Mais do que uma viagem longa, o percurso de 20 e poucos quilômetros que separa o Midtown, em Manhattan, da dis­tante Coney Island, no sul da cidade de Nova York, repre­senta um abrupto mergulho no tempo. Nada mais alheio ao clima de opulência, sofisticação e pragmatismo, que caracteriza Manhattan, do que o ambiente rarefeito de ter­renos vazios, sobras de demolições, amplos estacionamen­tos e restos de parques de diversão e freak shows decaden­tes. Espiritualmente desconectados um do outro, Coney Island e Manhattan são dois mundos avessos, separados, no entanto, por apenas uma hora de metrô e situados na mesma cidade.

À medida que o trem avança pelo Brooklyn profundo – já tendo aflorado na superfície do chão desde a ponte Man­hattan –, atravessando terrenos baldios e estações subur­banas, voltamos a sentir o quanto a ilha-coração de Nova York é uma isolada bolha de prosperidade. Mas não é a oposição binária entre riqueza e pobreza, ou entre centro e periferia, o que mais choca e fascina quando finalmente aterrissamos na estação Stillwell, na esquina da avenida de mesmo nome com a Surf Avenue. Coney Island é, ela mesma, um autêntico mundo em formol, assim como os anões, bebês siameses, fetos de duas cabeças, de três per­nas, de um olho só, ou as mulheres sem cabeça, que ainda estão lá (real ou supostamente) à espera de visitantes. Um formol que, entretanto, não os conservou muito bem, pois se a vida em Coney Island parece emergir diretamente de um túnel do tempo, ela está, há muito, em avançado pro­cesso de decomposição.

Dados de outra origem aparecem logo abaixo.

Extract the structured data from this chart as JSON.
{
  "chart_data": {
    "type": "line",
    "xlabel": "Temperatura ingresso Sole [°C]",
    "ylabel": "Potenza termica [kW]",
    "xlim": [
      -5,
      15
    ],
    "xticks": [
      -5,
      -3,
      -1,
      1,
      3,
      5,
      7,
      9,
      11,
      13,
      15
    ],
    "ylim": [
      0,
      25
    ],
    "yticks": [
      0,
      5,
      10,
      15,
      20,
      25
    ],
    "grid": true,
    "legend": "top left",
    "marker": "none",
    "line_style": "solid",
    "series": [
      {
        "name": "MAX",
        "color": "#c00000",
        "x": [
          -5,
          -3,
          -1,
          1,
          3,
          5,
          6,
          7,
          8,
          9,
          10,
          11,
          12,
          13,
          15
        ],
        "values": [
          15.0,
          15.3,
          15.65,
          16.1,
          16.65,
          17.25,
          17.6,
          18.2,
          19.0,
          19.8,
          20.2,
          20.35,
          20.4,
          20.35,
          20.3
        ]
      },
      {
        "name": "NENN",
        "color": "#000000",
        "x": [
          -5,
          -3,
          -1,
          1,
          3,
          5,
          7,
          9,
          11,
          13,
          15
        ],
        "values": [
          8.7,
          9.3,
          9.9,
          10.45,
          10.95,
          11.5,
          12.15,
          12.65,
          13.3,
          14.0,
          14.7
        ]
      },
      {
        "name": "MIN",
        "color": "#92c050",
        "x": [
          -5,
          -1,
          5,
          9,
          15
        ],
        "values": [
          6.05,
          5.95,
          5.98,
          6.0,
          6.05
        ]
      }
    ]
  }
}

Altos, monótonos e opressivos conjuntos de edifícios habi­tacionais de tijolo escuro, vastas áreas de pátios ferroviários e terrenos baldios são todos elementos comuns a paisagens suburbanas. Mas Coney Island tem muito mais do que isso. Naquele lugar pulsa uma enorme energia represada, que atingiu o seu ápice há aproximadamente 100 anos e que de lá para cá vem agonizando e carregando consigo as marcas dos maus tratos sofridos ao longo de todo o século 20 sem, no entanto, perder a sua essência estranha. Tão estranha e longínqua que hoje se perde na poeira dos tempos e da areia em constante suspensão pelos fortes ventos do lito­ral, na boca de entrada da baía de Gravesend, na foz do rio Hudson. Ambiente rarefeito e densidade histórica, eis aí uma curiosa combinação que tem atraído para lá a aten­ção de inúmeros e importantes artistas norte-americanos ao longo das décadas, em busca menos de um patrimônio histórico real do que de um certo estado de espírito, uma Coney Island da mente – título do mais importante livro de poemas de Lawrence Ferlinghetti. Um lugar pararreal que paira acima do chão, como um eterno “circo da alma”.1

Para o turista estrangeiro, Coney Island aparece como destino discretamente sugerido nos guias e mapas da cidade apenas por abrigar o Aquário Municipal, de modesto inte­resse. Mas já num grau menos standard e mais heterodoxo de informação turística, o lugar pode atrair visitantes por motivos variados: sejam os interessados em assistir aos jogos de beisebol do Brooklyn Cyclones no KeySpan Park, sejam os que desejam participar das festas da Parada da Sereia, em junho, dos torneios de devoradores de cachorro-quente, no dia 4 de julho, no histórico Nathan’s Famous, ou ainda das travessias a nado em águas geladas do Coney Island Polar Bear Club, na noite do Réveillon. Todas, atrações ligadas ao universo da diversão, do entretenimento, da curiosidade ou da bizarrice, que marcam a essência do lugar desde as últi­mas décadas do século 19, quando Coney Island se tornou um dos maiores destinos turísticos de massa do mundo em razão de sua praia e de seus delirantes e reluzentes parques de diversão: o Steeplechase (1897), o Luna Park (1903) e o Dreamland (1904).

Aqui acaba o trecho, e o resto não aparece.